Monsieur le président, monsieur le ministre, mes chers collègues, le texte relatif au dialogue social dans les très petites entreprises était, à nos yeux, important.
Tout d’abord, ainsi que mes collègues l’ont souligné, il ne concerne pas moins de 4 millions de travailleurs. Ensuite, et surtout, il était l’occasion de faire avancer la démocratie dans le monde du travail en mettant fin à la discrimination dont sont souvent victimes, de droit et de fait, ces salariés.
Malheureusement, le projet de loi a été amputé de la disposition qui aurait pu permettre à des travailleurs qui sont des citoyens dans la cité de devenir également des citoyens dans leur entreprise. Vous l’avez compris, mes chers collègues, je centrerai mon propos sur cette occasion manquée que constitue la suppression de l’article 6 du projet de loi.
Cet article prévoyait en effet de créer des commissions chargées d’apporter une aide en matière de dialogue social dans les entreprises de moins de onze salariés. En juillet dernier, l’Assemblée nationale a supprimé cette avancée, une suppression confirmée, la semaine dernière, par la commission mixte paritaire.
Pourtant, le présent texte constituait à l’évidence une occasion de briser enfin cette logique manichéenne et absurde selon laquelle l’intérêt de l’entreprise et les droits des travailleurs seraient antagonistes.
En d’autres termes, par-delà les conservatismes, la sagesse du législateur ne consistait-elle pas, en l’espèce, à affirmer non seulement que le dialogue social ne s’oppose pas à l’intérêt de l’entreprise, mais qu’il en est, au contraire, l’une des composantes ?
Tel était l’esprit des lois Auroux de 1982, en vertu desquelles, rappelez-vous, « les travailleurs doivent devenir les acteurs du changement dans l’entreprise ».
Le texte issu des travaux de la commission mixte paritaire, version minimale du projet de loi, est donc, à nos yeux, un déni de démocratie sociale. Ainsi, à partir de 2012, les salariés auront le droit de désigner tous les quatre ans leur syndicat préféré, mais pas celui d’élire des instances de représentation.
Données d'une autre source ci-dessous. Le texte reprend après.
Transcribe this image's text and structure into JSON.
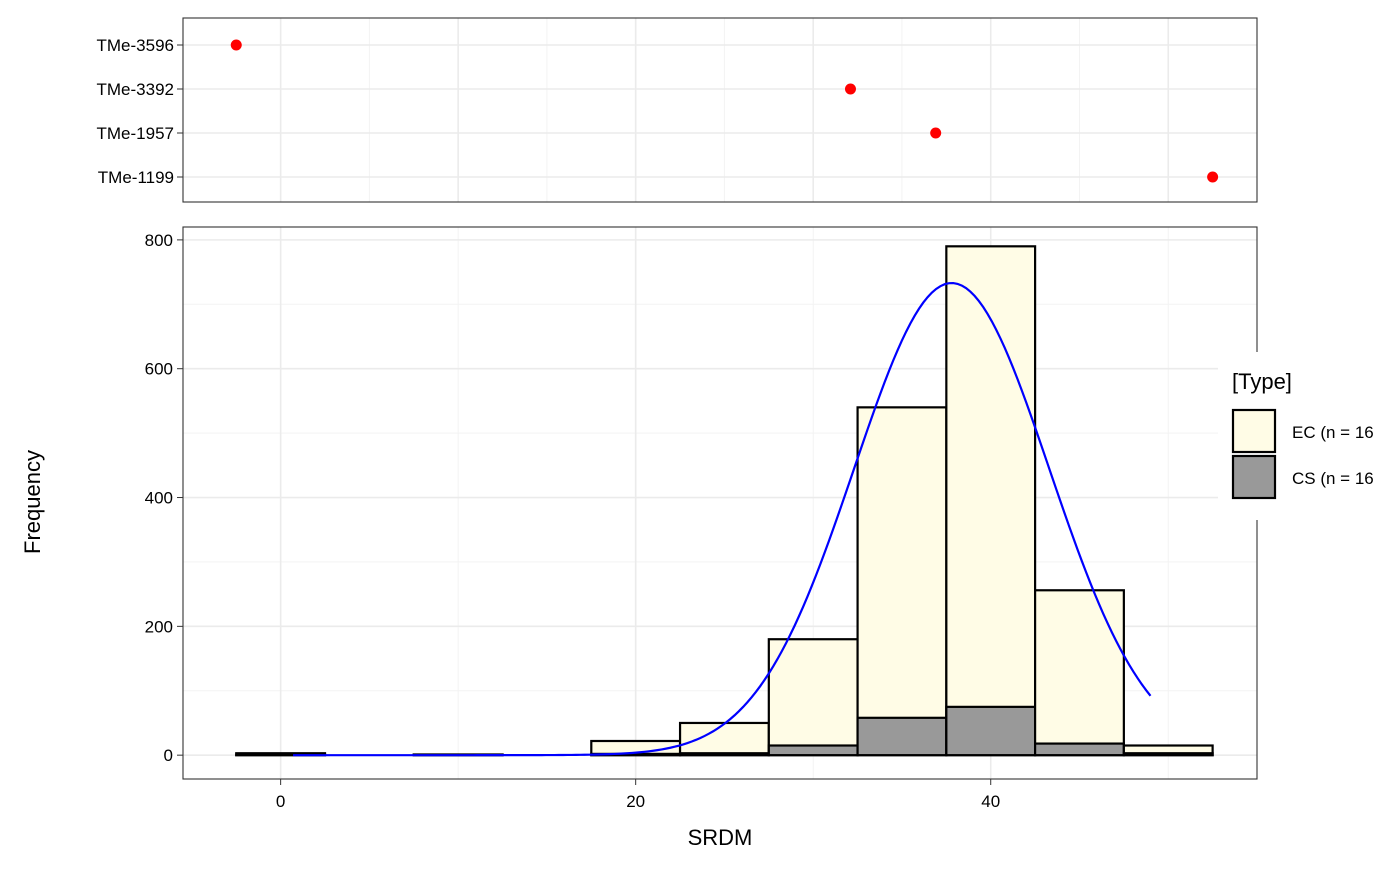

Or l’état positif du droit est contraire à deux principes constitutionnels.
D’une part, l’article 1er de la Déclaration des droits de l’homme et du citoyen dispose que « les hommes naissent et demeurent libres et égaux en droits ». En l’espèce, le principe d’égalité entre les salariés des entreprises de tailles différentes n’est pas respecté du point de vue de leur représentation.
D’autre part, le préambule de la Constitution de 1946 affirme que « tout homme peut défendre ses droits et ses intérêts par l’action syndicale et adhérer au syndicat de son choix » et que « tout travailleur participe, par l’intermédiaire de ses délégués, à la détermination collective des conditions de travail ainsi qu’à la gestion des entreprises ». Vous en conviendrez avec moi, le système mis en place par la loi du 20 août 2008 demeure insatisfaisant au regard de cette exigence dans la mesure où aucune représentation du personnel n’est prévue dans les entreprises de moins de onze salariés.
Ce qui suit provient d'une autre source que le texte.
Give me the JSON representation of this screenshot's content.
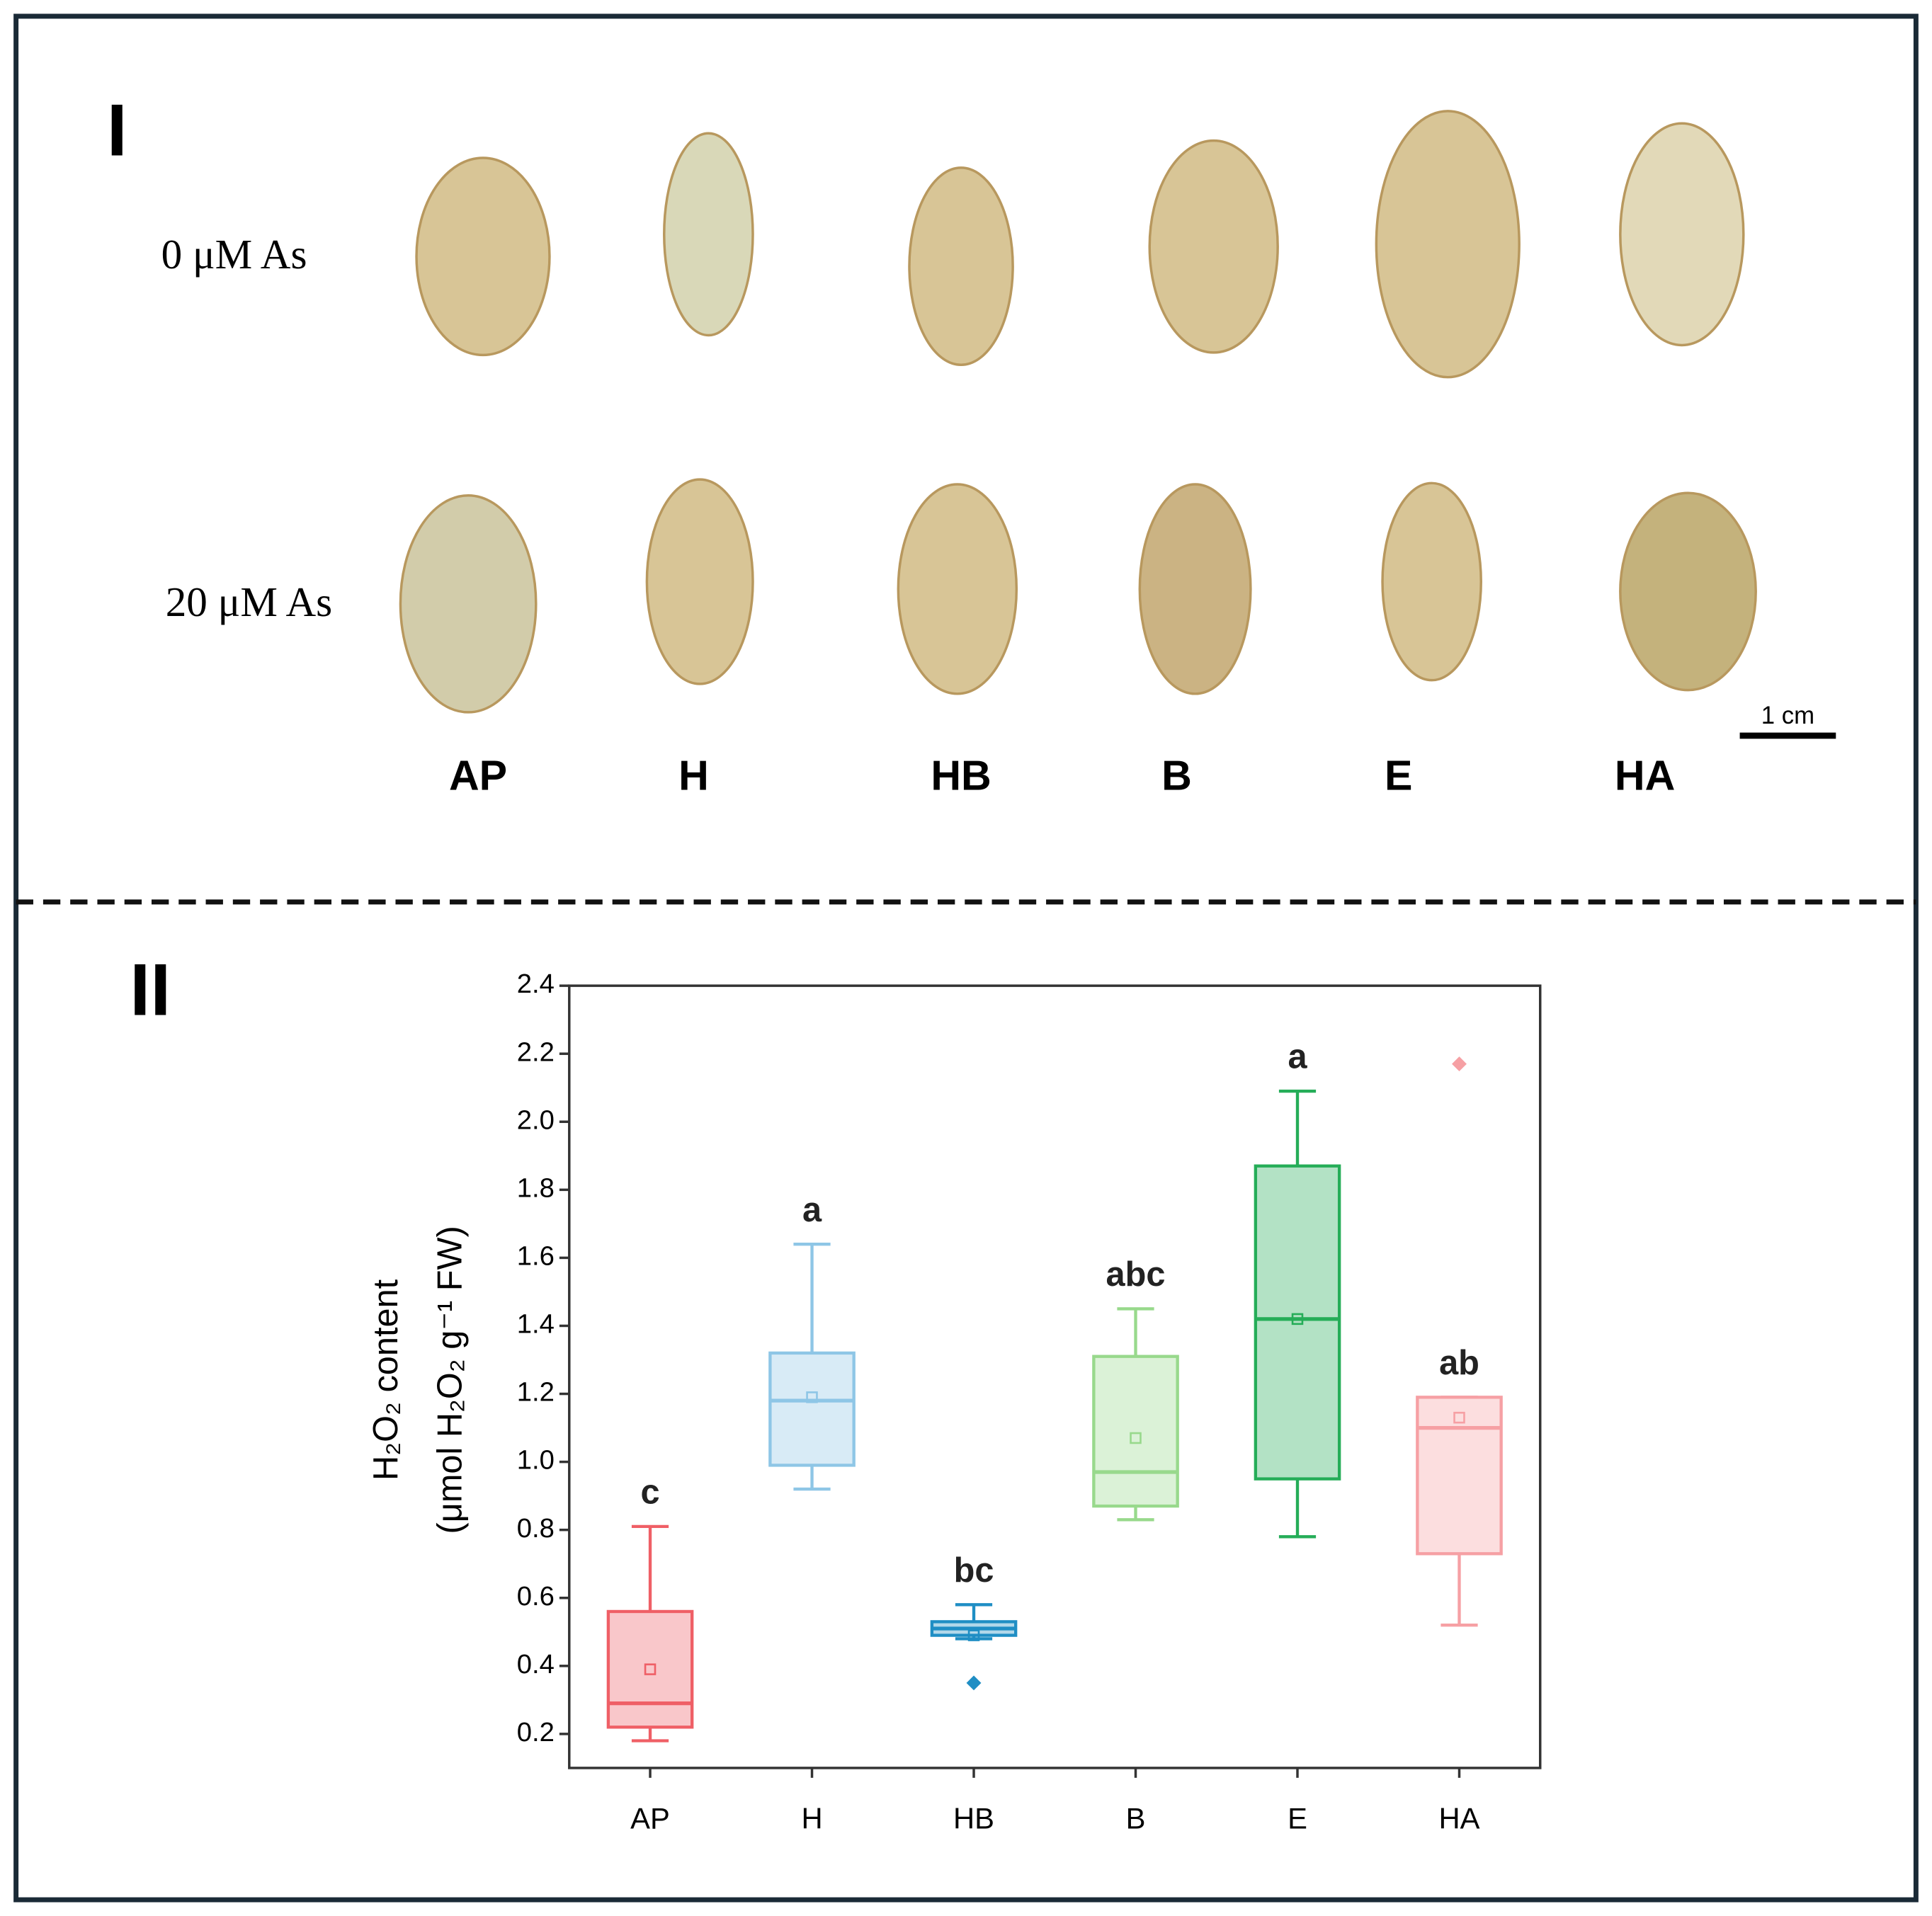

En tant que législateur, nous avions la responsabilité de créer les conditions équilibrées susceptibles d’instaurer une vraie démocratie sociale, fondée sur le principe de l’égalité. Or il est évident que les salariés des très petites entreprises sont moins bien protégés que ceux des entreprises plus importantes : leurs salaires, leur droit à la formation et leurs droits sociaux sont souvent moindres.
L’adoption de l’article 6 du projet de loi était donc l’occasion de corriger ce déséquilibre et de faire droit à la volonté des salariés concernés ; je rappelle que 70 % d’entre eux souhaitent avoir un vrai représentant. À l’évidence, le rendez-vous est manqué.
Pourtant, comme l’avait indiqué le Premier ministre lui-même, l’institution de commissions paritaires n’avait rien de révolutionnaire, d’autant que, après le vote du projet de loi par le Sénat, celles-ci étaient devenues facultatives et avaient des compétences réduites au niveau régional, et non plus local. Il s’agissait simplement de donner une traduction concrète aux engagements pris dans la loi du 20 août 2008, approuvée par les partenaires sociaux. Or celle-ci devient de facto inapplicable. Ce minimum-là nous est refusé dans ce texte.